Wednesday, January 21, 2009
It's hard keeping track of all the ponzi schemes that wealthy investors fell for, but you may recall that Sarasota Florida's Arthur Nadel, a hedge fund manager, vanished recently and so apparently did his clients' $350 million. NYDailyNews, Another Bernard Madoff? Hedge-fund manager Arthur Nadel vanishes with $350 million of clients' cash. Today the SEC went to court again to close the door after the horse was gone. According to its release, the SEC filed a civil injunctive action in the United States District Court for the Middle District of Florida charging Arthur Nadel with fraud in connection with six hedge funds (the "Funds") for which he acted as the principal investment advisor. According to the Commission's complaint, Nadel provided false and misleading information for dissemination to investors about the Funds' historical returns and falsely overstated the value of investments in the Funds by approximately $300 million. In contrast, the Funds appear to have total assets of less than $1 million. Nadel has been missing since January 14, 2009.
The Commission's complaint also alleges that defendant Nadel recently transferred at least $1.25 million from two of the funds to secret bank accounts that he controlled.

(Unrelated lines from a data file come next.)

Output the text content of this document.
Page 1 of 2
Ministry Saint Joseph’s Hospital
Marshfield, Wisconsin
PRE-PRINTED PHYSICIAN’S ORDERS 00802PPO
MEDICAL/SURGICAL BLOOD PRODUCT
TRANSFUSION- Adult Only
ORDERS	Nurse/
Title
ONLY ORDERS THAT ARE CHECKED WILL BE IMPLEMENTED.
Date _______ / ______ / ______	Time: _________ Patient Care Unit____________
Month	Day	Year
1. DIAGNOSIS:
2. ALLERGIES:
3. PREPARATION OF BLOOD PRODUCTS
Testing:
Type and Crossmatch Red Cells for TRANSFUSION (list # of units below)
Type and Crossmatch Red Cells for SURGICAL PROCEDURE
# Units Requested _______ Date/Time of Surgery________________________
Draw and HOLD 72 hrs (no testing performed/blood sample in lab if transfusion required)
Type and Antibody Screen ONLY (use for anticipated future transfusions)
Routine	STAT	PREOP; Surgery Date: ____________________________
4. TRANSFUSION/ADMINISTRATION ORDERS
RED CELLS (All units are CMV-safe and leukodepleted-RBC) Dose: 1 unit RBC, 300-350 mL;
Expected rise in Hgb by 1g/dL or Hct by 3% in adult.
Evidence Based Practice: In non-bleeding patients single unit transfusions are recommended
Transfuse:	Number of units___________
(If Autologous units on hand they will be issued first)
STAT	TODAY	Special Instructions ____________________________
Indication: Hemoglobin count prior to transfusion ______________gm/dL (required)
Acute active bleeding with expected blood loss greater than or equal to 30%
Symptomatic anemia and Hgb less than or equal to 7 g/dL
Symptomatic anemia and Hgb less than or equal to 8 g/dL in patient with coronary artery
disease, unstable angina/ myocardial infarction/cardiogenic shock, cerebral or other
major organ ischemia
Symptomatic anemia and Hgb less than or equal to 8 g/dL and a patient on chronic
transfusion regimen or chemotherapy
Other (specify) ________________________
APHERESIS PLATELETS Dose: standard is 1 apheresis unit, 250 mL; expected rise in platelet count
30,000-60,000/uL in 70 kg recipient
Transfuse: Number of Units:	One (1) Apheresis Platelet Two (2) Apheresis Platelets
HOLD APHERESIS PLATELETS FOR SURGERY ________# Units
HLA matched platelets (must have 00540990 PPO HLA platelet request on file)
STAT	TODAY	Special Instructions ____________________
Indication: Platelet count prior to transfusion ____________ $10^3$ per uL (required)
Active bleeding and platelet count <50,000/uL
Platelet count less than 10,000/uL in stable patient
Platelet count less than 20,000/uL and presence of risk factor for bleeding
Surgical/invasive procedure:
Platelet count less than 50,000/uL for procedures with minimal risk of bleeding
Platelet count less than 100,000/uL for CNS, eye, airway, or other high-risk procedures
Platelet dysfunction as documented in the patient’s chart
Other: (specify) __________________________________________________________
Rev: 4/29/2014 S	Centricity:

The complaint seeks a temporary restraining order, an asset freeze, and preliminary injunction against Nadel and preliminary injunctions and asset freezes against Scoop Capital and Scoop Management. In addition, the complaint seeks permanent injunctions, disgorgement plus prejudgment interest, and civil money penalties against all the defendants. Without admitting or denying the allegations of the complaint, defendants Scoop Capital and Scoop Management consented to the entry of, among other things, preliminary injunctions, asset freezes, and the appointment of a Receiver.
The complaint also names as relief defendants two investment management companies, Valhalla Management, Inc. and Viking Management, LLC, and the six Funds, Scoop Real Estate, L.P., Valhalla Investment Partners, L.P., Victory IRA Fund, Ltd., Victory Fund, Ltd, Viking IRA Fund, LLC, and Viking Fund, LLC. The complaint seeks disgorgement plus prejudgment interest against each of the relief defendants. Without admitting or denying the allegations of the complaint, the relief defendants consented to asset freezes and the appointment of a Receiver.
Also on January 21, United States District Judge Richard A. Lazzara granted all of the emergency relief requested by the SEC and appointed a Receiver.